Komisi untuk Orang Hilang dan Korban Tindak Kekerasan (KontraS) menaruh perhatian serius terhadap konflik yang terjadi antara aparat Kepolisian Republik Indonesia (Polri) dengan masyarakat di Wamena pada 23 Februari 2023. Konflik yang terjadi kembali menegaskan akutnya permasalahan perlindungan dan pemenuhan Hak Asasi Manusia (HAM) di Papua. Bencana kemanusiaan berupa konflik dan dan kekerasan kembali berulang hingga memaksa warga sipil harus meregang nyawa. 

Berdasarkan informasi yang kami terima, konflik bermula dari munculnya isu penculikan anak  SD di Sinakma. Peristiwa ini menyebabkan perbedaan pendapat antara Kepolisian dan pihak keluarga korban yang diduga diculik. Akhirnya terjadi perlawanan antara masyarakat kepada pihak Kepolisian, yang memiliki locus di Sinakma, Jalan Wamena Habema.
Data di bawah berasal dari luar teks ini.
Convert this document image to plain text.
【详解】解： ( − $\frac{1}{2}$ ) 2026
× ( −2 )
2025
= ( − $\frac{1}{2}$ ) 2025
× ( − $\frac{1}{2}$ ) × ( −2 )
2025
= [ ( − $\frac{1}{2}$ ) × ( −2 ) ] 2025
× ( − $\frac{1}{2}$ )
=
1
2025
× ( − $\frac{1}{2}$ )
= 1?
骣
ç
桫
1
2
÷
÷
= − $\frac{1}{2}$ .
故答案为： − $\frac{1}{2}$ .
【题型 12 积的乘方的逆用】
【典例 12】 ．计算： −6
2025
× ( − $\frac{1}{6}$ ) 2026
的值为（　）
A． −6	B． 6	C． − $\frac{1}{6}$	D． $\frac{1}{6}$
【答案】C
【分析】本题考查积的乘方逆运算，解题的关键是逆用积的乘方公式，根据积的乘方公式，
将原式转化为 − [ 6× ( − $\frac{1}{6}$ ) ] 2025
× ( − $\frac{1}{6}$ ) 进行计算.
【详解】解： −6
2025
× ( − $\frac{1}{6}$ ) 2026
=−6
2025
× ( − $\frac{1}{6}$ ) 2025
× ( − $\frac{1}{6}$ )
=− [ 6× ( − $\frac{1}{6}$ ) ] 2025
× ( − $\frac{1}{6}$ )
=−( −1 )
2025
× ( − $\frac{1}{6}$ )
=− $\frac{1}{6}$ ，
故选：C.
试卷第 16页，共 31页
Kemudian, terjadi lempar batu yang dilakukan massa kearah aparat kepolisian.  Menganggap sulit dikendalikan, aparat keamanan setempat dalam hal ini Kepolisian mengambil beberapa langkah seperti halnya mengeluarkan gas air mata berkali-kali.

Dalam data terakhir yang kami dapatkan, imbas dari konflik tersebut yakni sejumlah 10 orang korban dinyatakan meninggal dunia yang terdiri dari 8 Orang Asli Papua (OAP) dan Warga non Papua dengan 2 orang. Korban meninggal mengalami luka tembak, ada yang di bagian leher, dada, dan bagian belakang, Adapun kerusuhan ini juga menimbulkan 18 orang luka yang didominasi dari kalangan sipil. Kabar terakhir menyebutkan bahwa 10 jenazah korban kerusuhan telah dimakamkan serta korban luka masih mendapatkan perawatan di RSUD Wamena. Kami begitu menyesalkan pertumpahan darah yang kembali terjadi di Bumi Cenderawasih antara aparat keamanan dengan warga sipil. 

Keberulangan peristiwa semacam ini tentu bukan tanpa alasan. Selama ini siklus kekerasan yang terus berulang merupakan implikasi dari kegagapan pemerintah dalam menangani permasalahan yang pelik di Bumi Cenderawasih. Pendekatan yang dilakukan selama ini terbukti tidak berhasil dan nihil untuk dikoreksi. Jalan yang dipilih tak sama sekali membuat situasi Papua kondusif dan menjadi pulih. Sebaliknya, kekerasan terus muncul sehingga memantik masalah baru lainnya. Sayangnya, bukannya mengevaluasi secara serius, pemerintah selalu resisten mempertahankan metode yang sama dengan pengarusutamaan cara pandang keamanan seperti penambahan jumlah aparat hingga posko-posko militer. 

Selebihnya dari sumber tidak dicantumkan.